Lawyers: SMU Not Liable for Player's Medical Retirement

A former women’s basketball player at Southern Methodist University has filed a lawsuit against the school, head coach Travis Mays and team doctor John Baker claiming that she was forced into medical retirement due to their negligence in treating an injury. 

The Dallas News reports that Dai’ja Thomas alleges in the suit that she was not provided proper care for a knee injury during the 2017-18 season. She never had an MRI, but did receive regular fluid drains and steroid shots. At the conclusion of that basketball season, Thomas claims she was medically disqualified by the school, after which point she had an MRI that showed significant cartilage loss and revealed a need for surgery. 

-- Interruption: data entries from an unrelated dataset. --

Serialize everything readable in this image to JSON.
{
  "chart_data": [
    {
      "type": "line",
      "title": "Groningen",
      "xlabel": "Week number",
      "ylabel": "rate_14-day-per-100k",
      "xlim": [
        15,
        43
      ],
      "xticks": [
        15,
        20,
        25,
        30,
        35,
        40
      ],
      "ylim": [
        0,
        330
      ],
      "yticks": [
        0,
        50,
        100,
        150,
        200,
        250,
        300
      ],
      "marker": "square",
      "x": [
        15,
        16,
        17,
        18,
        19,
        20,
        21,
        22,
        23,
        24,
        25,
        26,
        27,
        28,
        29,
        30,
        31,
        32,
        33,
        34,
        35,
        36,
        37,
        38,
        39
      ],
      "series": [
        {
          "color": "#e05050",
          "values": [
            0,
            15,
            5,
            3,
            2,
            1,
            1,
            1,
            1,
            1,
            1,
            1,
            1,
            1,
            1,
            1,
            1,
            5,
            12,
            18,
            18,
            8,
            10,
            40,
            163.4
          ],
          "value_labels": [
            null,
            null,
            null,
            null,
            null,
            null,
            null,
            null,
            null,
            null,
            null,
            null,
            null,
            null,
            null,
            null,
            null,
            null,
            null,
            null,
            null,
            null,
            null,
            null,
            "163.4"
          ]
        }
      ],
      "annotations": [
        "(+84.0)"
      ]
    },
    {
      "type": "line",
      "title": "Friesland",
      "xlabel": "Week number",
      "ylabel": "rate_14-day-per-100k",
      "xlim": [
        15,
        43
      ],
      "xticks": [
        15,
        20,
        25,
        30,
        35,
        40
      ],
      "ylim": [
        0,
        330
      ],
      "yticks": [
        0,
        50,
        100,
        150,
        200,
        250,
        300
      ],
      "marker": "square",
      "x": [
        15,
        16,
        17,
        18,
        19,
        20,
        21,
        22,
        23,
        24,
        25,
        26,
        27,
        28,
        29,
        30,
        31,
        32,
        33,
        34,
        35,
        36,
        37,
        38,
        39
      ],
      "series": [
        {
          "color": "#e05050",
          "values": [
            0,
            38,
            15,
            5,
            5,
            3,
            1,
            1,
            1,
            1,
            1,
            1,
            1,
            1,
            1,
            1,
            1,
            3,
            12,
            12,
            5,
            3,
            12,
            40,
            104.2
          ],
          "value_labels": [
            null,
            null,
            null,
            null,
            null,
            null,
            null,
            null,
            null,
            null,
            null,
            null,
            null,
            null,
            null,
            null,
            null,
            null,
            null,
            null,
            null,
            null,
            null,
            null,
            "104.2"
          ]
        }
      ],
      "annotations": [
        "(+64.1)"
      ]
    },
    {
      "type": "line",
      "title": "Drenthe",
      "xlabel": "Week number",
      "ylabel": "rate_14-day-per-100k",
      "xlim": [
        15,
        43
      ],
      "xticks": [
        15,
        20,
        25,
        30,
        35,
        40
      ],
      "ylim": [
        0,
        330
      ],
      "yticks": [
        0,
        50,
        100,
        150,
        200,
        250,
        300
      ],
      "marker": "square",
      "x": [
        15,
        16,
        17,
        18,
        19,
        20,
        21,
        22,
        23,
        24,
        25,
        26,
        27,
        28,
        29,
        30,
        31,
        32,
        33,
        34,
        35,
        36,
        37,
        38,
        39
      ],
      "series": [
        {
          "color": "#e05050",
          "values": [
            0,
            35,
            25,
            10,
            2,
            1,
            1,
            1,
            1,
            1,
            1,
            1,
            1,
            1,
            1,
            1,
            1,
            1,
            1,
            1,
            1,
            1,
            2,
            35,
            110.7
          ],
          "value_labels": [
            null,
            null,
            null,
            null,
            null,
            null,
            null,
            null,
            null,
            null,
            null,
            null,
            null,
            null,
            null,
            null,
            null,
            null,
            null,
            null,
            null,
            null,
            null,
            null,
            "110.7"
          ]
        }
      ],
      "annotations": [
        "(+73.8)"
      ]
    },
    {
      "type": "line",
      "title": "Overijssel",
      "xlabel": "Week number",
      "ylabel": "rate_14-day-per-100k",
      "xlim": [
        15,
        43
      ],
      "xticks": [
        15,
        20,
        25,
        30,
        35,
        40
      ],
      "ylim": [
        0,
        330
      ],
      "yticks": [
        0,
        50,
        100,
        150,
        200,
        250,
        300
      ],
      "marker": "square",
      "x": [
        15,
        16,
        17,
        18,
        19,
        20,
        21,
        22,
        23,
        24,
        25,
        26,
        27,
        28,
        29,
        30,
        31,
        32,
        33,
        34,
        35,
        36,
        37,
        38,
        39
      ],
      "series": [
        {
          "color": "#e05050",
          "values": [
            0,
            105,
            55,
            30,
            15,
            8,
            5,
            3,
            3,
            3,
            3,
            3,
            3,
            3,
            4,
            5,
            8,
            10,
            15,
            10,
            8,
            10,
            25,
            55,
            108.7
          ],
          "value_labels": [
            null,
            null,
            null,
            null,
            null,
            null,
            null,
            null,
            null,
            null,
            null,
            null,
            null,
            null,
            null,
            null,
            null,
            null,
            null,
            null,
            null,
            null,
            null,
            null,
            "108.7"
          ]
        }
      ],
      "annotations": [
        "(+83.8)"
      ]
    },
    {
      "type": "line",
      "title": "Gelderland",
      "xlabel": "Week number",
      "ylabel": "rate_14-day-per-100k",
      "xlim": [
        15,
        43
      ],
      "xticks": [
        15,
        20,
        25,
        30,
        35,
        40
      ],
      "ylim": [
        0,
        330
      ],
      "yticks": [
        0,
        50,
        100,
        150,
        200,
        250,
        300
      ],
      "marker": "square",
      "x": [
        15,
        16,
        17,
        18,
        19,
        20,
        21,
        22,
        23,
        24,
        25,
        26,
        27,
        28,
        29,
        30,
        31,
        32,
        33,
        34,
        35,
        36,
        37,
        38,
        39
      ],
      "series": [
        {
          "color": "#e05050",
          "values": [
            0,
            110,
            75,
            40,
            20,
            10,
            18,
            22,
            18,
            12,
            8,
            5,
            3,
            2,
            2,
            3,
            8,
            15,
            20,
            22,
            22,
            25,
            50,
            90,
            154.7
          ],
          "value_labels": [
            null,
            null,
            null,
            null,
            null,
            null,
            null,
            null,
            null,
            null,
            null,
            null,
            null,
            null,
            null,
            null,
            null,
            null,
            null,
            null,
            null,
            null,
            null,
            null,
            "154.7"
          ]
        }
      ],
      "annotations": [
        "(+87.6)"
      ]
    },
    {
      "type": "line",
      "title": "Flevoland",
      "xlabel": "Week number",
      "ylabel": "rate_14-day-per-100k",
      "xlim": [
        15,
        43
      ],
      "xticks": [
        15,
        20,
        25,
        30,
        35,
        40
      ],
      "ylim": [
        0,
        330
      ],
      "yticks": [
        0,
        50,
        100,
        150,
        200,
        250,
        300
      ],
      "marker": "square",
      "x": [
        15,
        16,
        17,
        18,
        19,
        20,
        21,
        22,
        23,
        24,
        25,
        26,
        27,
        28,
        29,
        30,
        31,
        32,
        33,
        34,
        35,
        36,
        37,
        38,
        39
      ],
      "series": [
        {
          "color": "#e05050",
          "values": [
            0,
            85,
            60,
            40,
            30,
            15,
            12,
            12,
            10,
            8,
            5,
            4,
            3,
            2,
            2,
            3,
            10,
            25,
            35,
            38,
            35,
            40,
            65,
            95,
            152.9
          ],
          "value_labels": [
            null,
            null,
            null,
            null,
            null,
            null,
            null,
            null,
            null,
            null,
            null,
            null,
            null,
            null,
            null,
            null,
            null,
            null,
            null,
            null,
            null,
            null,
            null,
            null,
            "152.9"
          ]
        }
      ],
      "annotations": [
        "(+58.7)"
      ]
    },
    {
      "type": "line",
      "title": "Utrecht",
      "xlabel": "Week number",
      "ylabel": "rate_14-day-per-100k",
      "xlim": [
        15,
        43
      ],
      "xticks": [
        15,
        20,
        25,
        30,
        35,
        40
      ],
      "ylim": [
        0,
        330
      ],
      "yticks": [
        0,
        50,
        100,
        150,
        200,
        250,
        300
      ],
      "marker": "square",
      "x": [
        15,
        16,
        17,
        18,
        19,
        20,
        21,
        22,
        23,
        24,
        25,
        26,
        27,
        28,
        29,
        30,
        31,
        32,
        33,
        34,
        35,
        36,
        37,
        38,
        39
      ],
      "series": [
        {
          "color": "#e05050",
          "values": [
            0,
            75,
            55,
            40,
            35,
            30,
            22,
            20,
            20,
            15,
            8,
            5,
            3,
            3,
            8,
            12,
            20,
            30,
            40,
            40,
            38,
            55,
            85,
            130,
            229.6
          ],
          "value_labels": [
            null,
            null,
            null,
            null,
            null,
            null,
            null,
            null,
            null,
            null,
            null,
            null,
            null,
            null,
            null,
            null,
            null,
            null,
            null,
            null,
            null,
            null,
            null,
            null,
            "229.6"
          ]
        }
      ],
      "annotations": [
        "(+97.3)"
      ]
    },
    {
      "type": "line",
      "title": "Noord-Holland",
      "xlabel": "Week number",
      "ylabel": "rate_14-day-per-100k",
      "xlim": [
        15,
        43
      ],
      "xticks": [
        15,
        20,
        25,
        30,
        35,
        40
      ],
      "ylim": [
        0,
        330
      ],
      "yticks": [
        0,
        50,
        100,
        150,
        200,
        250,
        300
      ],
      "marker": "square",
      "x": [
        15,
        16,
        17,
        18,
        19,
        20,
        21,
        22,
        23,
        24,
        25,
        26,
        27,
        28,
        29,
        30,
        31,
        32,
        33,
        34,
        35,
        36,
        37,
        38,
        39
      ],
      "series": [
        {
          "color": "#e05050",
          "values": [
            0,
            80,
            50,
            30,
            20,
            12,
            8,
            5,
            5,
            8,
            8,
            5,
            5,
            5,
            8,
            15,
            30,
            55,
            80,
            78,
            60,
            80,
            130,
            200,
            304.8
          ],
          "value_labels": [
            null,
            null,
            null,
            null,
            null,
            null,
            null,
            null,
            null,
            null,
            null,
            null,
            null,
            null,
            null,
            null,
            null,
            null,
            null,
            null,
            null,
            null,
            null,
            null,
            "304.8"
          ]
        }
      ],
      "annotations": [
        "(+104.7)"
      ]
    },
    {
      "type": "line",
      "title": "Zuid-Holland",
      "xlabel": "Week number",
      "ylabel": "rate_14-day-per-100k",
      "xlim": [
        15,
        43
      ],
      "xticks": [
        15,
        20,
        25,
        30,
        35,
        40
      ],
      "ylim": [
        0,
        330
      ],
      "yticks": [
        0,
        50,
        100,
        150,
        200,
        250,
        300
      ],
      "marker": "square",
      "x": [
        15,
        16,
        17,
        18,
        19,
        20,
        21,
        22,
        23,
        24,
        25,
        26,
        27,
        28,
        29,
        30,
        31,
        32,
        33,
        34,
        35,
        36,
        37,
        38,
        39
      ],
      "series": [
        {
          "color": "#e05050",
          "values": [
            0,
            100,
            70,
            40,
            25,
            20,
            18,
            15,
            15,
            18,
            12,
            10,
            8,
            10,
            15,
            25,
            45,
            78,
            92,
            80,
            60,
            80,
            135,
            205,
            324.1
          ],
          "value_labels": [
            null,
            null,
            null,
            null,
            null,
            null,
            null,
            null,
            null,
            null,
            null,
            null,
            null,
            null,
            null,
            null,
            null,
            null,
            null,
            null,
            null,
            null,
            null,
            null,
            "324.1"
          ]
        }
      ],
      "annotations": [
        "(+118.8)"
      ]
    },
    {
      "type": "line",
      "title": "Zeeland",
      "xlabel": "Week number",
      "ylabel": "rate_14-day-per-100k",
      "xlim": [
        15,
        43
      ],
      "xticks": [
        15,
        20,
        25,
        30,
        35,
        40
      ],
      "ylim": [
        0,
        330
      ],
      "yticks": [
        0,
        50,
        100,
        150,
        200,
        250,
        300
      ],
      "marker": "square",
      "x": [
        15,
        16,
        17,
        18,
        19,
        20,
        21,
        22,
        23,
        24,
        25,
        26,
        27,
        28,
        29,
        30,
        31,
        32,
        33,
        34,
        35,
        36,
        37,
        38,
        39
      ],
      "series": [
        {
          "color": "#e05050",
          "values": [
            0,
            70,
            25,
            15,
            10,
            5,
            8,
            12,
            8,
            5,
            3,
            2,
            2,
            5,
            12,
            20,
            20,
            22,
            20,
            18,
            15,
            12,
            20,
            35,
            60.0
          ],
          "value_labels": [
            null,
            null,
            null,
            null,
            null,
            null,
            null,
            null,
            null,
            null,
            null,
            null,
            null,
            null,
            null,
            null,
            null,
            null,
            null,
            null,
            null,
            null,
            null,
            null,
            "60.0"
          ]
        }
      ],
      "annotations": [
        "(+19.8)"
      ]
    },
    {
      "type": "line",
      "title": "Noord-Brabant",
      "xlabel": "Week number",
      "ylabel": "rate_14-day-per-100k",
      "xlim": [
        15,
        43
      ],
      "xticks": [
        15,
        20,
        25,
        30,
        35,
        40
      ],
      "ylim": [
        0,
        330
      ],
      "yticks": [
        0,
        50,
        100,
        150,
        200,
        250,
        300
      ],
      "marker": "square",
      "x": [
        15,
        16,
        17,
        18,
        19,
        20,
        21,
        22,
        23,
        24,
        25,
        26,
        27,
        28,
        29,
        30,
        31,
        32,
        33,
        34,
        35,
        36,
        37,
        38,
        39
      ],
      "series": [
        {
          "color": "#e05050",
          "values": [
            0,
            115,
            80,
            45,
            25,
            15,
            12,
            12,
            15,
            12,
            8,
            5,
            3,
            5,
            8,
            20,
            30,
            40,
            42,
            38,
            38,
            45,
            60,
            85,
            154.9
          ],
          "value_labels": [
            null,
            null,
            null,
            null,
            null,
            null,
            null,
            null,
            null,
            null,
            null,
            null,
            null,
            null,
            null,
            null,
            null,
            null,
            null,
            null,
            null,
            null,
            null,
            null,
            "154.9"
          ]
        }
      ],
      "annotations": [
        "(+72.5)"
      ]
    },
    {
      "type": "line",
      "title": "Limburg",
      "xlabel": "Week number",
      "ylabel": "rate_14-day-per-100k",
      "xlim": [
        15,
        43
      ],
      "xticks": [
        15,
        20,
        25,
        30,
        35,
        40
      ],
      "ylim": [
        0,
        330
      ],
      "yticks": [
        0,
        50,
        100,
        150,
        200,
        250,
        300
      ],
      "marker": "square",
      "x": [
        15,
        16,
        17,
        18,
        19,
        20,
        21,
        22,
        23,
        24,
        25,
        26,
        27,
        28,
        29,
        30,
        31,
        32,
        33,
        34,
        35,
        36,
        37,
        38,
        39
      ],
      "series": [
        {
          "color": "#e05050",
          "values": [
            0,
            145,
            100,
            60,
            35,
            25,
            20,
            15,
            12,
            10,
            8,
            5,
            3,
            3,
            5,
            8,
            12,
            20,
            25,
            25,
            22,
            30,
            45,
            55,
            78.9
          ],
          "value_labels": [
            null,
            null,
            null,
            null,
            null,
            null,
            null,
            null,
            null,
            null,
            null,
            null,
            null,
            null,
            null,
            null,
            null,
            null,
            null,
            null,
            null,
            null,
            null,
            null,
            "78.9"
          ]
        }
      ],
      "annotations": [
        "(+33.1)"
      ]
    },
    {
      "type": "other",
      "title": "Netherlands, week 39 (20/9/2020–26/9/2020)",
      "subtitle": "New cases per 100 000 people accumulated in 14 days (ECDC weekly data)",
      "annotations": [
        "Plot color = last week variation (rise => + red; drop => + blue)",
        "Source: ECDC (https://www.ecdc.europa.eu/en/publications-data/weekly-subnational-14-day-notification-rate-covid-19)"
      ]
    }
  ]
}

Baker retained a private attorney to defend himself, and issued a general denial in court. In addition, Baker’s lawyer claimed that Thomas’ lawsuit falls outside the statute of limitations. Meanwhile, attorneys jointly representing SMU and Mays issued their own response, mostly based on the legal belief that they cannot be sued for negligence in this case, going as far to state that the SMU Board is not an entity that can be sued. 

“The SMU Defendants would show by way of special exceptions that Plaintiff’s factual allegations of liability against the SMU Defendants, even if taken as true, do not state viable causes of action against the SMU Defendants,” lawyers for SMU and Mays wrote in their 32-page response. 

The document goes on to argue that SMU and Mays are not medical professionals, and therefore could not be held legally liable for Thomas’ claims. It also suggests that Baker “is not an employee of SMU,” which could provide additional protection for the institution if it’s found that any negligence that may have occurred was outside of SMU’s control. 

“SMU and the SMU Board cannot be vicariously liable for such medical negligence because it is not a statutory healthcare provider, nor is it regarded as a traditional healthcare provider,” the joint lawyers response document reads. 

The season in question was a tumultuous one for the Mustangs, as numerous former players alleged a mentally traumatic culture within the program, according to the Dallas News.